Three bills designed to keep essential functions of the state running during the COVID-19 pandemic and future emergencies passed unanimously on Jan. 22 in the first virtual roll call vote the state House of Representatives held this legislative session.
They were: House Bill 1056, which establishes that governing bodies may meet remotely in an emergency and requires public access to these remote meetings, House Bill 1095, which exempts businesses from paying taxes on emergency assistance grants from the state or federal government and House Bill 1007, which allows social workers to receive their training virtually.
All three measures were brought forward with bipartisan support from their respective committees.
HB 1056 requires the government to post agendas online prior to remote meetings and allow the public real time access as public meetings take place.
As of now, this is only able to happen because of a proclamation of the governor.
“We are now trying to move ahead so we do not have to continue to rely on proclamations, but to adopt these principles that the public’s business should be conducted openly and in public and observable,” said Rep.

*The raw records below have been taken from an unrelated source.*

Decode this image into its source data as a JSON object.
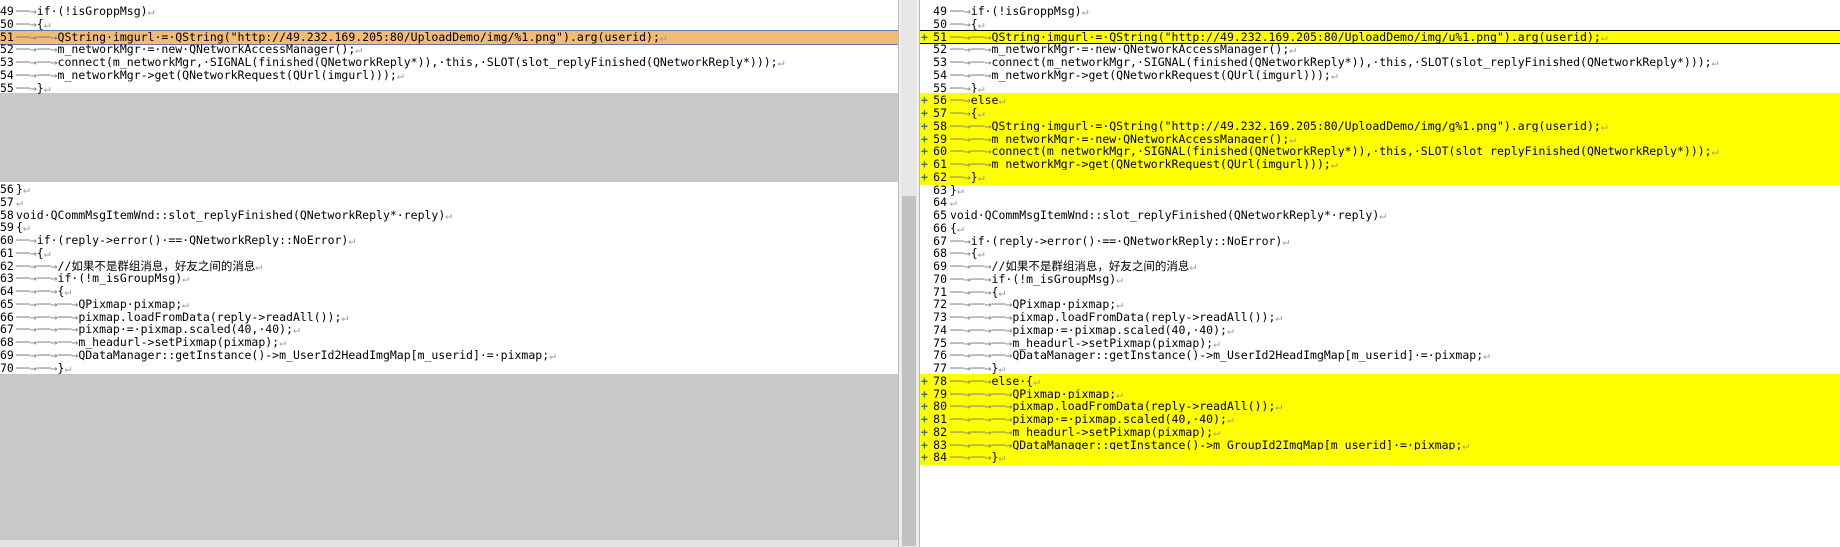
{
  "left_pane": {
    "lines": [
      {
        "num": "49",
        "fold": "──→",
        "code": "if·(!isGroppMsg)",
        "type": "normal"
      },
      {
        "num": "50",
        "fold": "──→",
        "code": "{",
        "type": "normal"
      },
      {
        "num": "51",
        "fold": "──→──→",
        "code": "QString·imgurl·=·QString(\"http://49.232.169.205:80/UploadDemo/img/%1.png\").arg(userid);",
        "type": "current"
      },
      {
        "num": "52",
        "fold": "──→──→",
        "code": "m_networkMgr·=·new·QNetworkAccessManager();",
        "type": "normal"
      },
      {
        "num": "53",
        "fold": "──→──→",
        "code": "connect(m_networkMgr,·SIGNAL(finished(QNetworkReply*)),·this,·SLOT(slot_replyFinished(QNetworkReply*)));",
        "type": "normal"
      },
      {
        "num": "54",
        "fold": "──→──→",
        "code": "m_networkMgr->get(QNetworkRequest(QUrl(imgurl)));",
        "type": "normal"
      },
      {
        "num": "55",
        "fold": "──→",
        "code": "}",
        "type": "normal"
      },
      {
        "num": "56",
        "fold": "",
        "code": "}",
        "type": "normal"
      },
      {
        "num": "57",
        "fold": "",
        "code": "",
        "type": "normal"
      },
      {
        "num": "58",
        "fold": "",
        "code": "void·QCommMsgItemWnd::slot_replyFinished(QNetworkReply*·reply)",
        "type": "normal"
      },
      {
        "num": "59",
        "fold": "",
        "code": "{",
        "type": "normal"
      },
      {
        "num": "60",
        "fold": "──→",
        "code": "if·(reply->error()·==·QNetworkReply::NoError)",
        "type": "normal"
      },
      {
        "num": "61",
        "fold": "──→",
        "code": "{",
        "type": "normal"
      },
      {
        "num": "62",
        "fold": "──→──→",
        "code": "//如果不是群组消息，好友之间的消息",
        "type": "normal"
      },
      {
        "num": "63",
        "fold": "──→──→",
        "code": "if·(!m_isGroupMsg)",
        "type": "normal"
      },
      {
        "num": "64",
        "fold": "──→──→",
        "code": "{",
        "type": "normal"
      },
      {
        "num": "65",
        "fold": "──→──→──→",
        "code": "QPixmap·pixmap;",
        "type": "normal"
      },
      {
        "num": "66",
        "fold": "──→──→──→",
        "code": "pixmap.loadFromData(reply->readAll());",
        "type": "normal"
      },
      {
        "num": "67",
        "fold": "──→──→──→",
        "code": "pixmap·=·pixmap.scaled(40,·40);",
        "type": "normal"
      },
      {
        "num": "68",
        "fold": "──→──→──→",
        "code": "m_headurl->setPixmap(pixmap);",
        "type": "normal"
      },
      {
        "num": "69",
        "fold": "──→──→──→",
        "code": "QDataManager::getInstance()->m_UserId2HeadImgMap[m_userid]·=·pixmap;",
        "type": "normal"
      },
      {
        "num": "70",
        "fold": "──→──→",
        "code": "}",
        "type": "normal"
      }
    ]
  },
  "right_pane": {
    "lines": [
      {
        "num": "49",
        "fold": "──→",
        "code": "if·(!isGroppMsg)",
        "type": "normal",
        "marker": ""
      },
      {
        "num": "50",
        "fold": "──→",
        "code": "{",
        "type": "normal",
        "marker": ""
      },
      {
        "num": "51",
        "fold": "──→──→",
        "code": "QString·imgurl·=·QString(\"http://49.232.169.205:80/UploadDemo/img/u%1.png\").arg(userid);",
        "type": "current",
        "marker": "+"
      },
      {
        "num": "52",
        "fold": "──→──→",
        "code": "m_networkMgr·=·new·QNetworkAccessManager();",
        "type": "normal",
        "marker": ""
      },
      {
        "num": "53",
        "fold": "──→──→",
        "code": "connect(m_networkMgr,·SIGNAL(finished(QNetworkReply*)),·this,·SLOT(slot_replyFinished(QNetworkReply*)));",
        "type": "normal",
        "marker": ""
      },
      {
        "num": "54",
        "fold": "──→──→",
        "code": "m_networkMgr->get(QNetworkRequest(QUrl(imgurl)));",
        "type": "normal",
        "marker": ""
      },
      {
        "num": "55",
        "fold": "──→",
        "code": "}",
        "type": "normal",
        "marker": ""
      },
      {
        "num": "56",
        "fold": "──→",
        "code": "else",
        "type": "added",
        "marker": "+"
      },
      {
        "num": "57",
        "fold": "──→",
        "code": "{",
        "type": "added",
        "marker": "+"
      },
      {
        "num": "58",
        "fold": "──→──→",
        "code": "QString·imgurl·=·QString(\"http://49.232.169.205:80/UploadDemo/img/g%1.png\").arg(userid);",
        "type": "added",
        "marker": "+"
      },
      {
        "num": "59",
        "fold": "──→──→",
        "code": "m_networkMgr·=·new·QNetworkAccessManager();",
        "type": "added",
        "marker": "+"
      },
      {
        "num": "60",
        "fold": "──→──→",
        "code": "connect(m_networkMgr,·SIGNAL(finished(QNetworkReply*)),·this,·SLOT(slot_replyFinished(QNetworkReply*)));",
        "type": "added",
        "marker": "+"
      },
      {
        "num": "61",
        "fold": "──→──→",
        "code": "m_networkMgr->get(QNetworkRequest(QUrl(imgurl)));",
        "type": "added",
        "marker": "+"
      },
      {
        "num": "62",
        "fold": "──→",
        "code": "}",
        "type": "added",
        "marker": "+"
      },
      {
        "num": "63",
        "fold": "",
        "code": "}",
        "type": "normal",
        "marker": ""
      },
      {
        "num": "64",
        "fold": "",
        "code": "",
        "type": "normal",
        "marker": ""
      },
      {
        "num": "65",
        "fold": "",
        "code": "void·QCommMsgItemWnd::slot_replyFinished(QNetworkReply*·reply)",
        "type": "normal",
        "marker": ""
      },
      {
        "num": "66",
        "fold": "",
        "code": "{",
        "type": "normal",
        "marker": ""
      },
      {
        "num": "67",
        "fold": "──→",
        "code": "if·(reply->error()·==·QNetworkReply::NoError)",
        "type": "normal",
        "marker": ""
      },
      {
        "num": "68",
        "fold": "──→",
        "code": "{",
        "type": "normal",
        "marker": ""
      },
      {
        "num": "69",
        "fold": "──→──→",
        "code": "//如果不是群组消息，好友之间的消息",
        "type": "normal",
        "marker": ""
      },
      {
        "num": "70",
        "fold": "──→──→",
        "code": "if·(!m_isGroupMsg)",
        "type": "normal",
        "marker": ""
      },
      {
        "num": "71",
        "fold": "──→──→",
        "code": "{",
        "type": "normal",
        "marker": ""
      },
      {
        "num": "72",
        "fold": "──→──→──→",
        "code": "QPixmap·pixmap;",
        "type": "normal",
        "marker": ""
      },
      {
        "num": "73",
        "fold": "──→──→──→",
        "code": "pixmap.loadFromData(reply->readAll());",
        "type": "normal",
        "marker": ""
      },
      {
        "num": "74",
        "fold": "──→──→──→",
        "code": "pixmap·=·pixmap.scaled(40,·40);",
        "type": "normal",
        "marker": ""
      },
      {
        "num": "75",
        "fold": "──→──→──→",
        "code": "m_headurl->setPixmap(pixmap);",
        "type": "normal",
        "marker": ""
      },
      {
        "num": "76",
        "fold": "──→──→──→",
        "code": "QDataManager::getInstance()->m_UserId2HeadImgMap[m_userid]·=·pixmap;",
        "type": "normal",
        "marker": ""
      },
      {
        "num": "77",
        "fold": "──→──→",
        "code": "}",
        "type": "normal",
        "marker": ""
      },
      {
        "num": "78",
        "fold": "──→──→",
        "code": "else·{",
        "type": "added",
        "marker": "+"
      },
      {
        "num": "79",
        "fold": "──→──→──→",
        "code": "QPixmap·pixmap;",
        "type": "added",
        "marker": "+"
      },
      {
        "num": "80",
        "fold": "──→──→──→",
        "code": "pixmap.loadFromData(reply->readAll());",
        "type": "added",
        "marker": "+"
      },
      {
        "num": "81",
        "fold": "──→──→──→",
        "code": "pixmap·=·pixmap.scaled(40,·40);",
        "type": "added",
        "marker": "+"
      },
      {
        "num": "82",
        "fold": "──→──→──→",
        "code": "m_headurl->setPixmap(pixmap);",
        "type": "added",
        "marker": "+"
      },
      {
        "num": "83",
        "fold": "──→──→──→",
        "code": "QDataManager::getInstance()->m_GroupId2ImgMap[m_userid]·=·pixmap;",
        "type": "added",
        "marker": "+"
      },
      {
        "num": "84",
        "fold": "──→──→",
        "code": "}",
        "type": "added",
        "marker": "+"
      }
    ]
  },
  "colors": {
    "added_highlight": "#ffff00",
    "current_left": "#f2bb74",
    "gap_fill": "#c8c8c8",
    "change_marker": "#2e6db4"
  },
  "glyphs": {
    "pilcrow": "↵"
  }
}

Gerry Pollet, D-Seattle.
“When necessary to be online, it will be conducted where everyone can observe it, which is vitally important.”
Certain agencies in small districts and towns are exempt for equity as the online capabilities may not be feasible.
HB 1095, the tax exemption, was passed to assure concerned business owners they would not face additional taxes from receiving government aid.
Lawmakers explained how small business owners from their districts were reaching out to them unsure of whether they could utilize the entirety of their grants or whether they needed to set aside a portion for eventual taxes.
“These are struggling families who are facing incredible challenges and by voting for this bipartisan effort, this does demonstrate and send a message to everybody across Washington,” said Rep. Matt Boehnke, R-Kennewick.
“We do care about you.”
The final bill at the meeting, HB 1007, removes limits on social workers to receiving training virtually.
Previously, online training for social workers was limited to no more than 60 hours.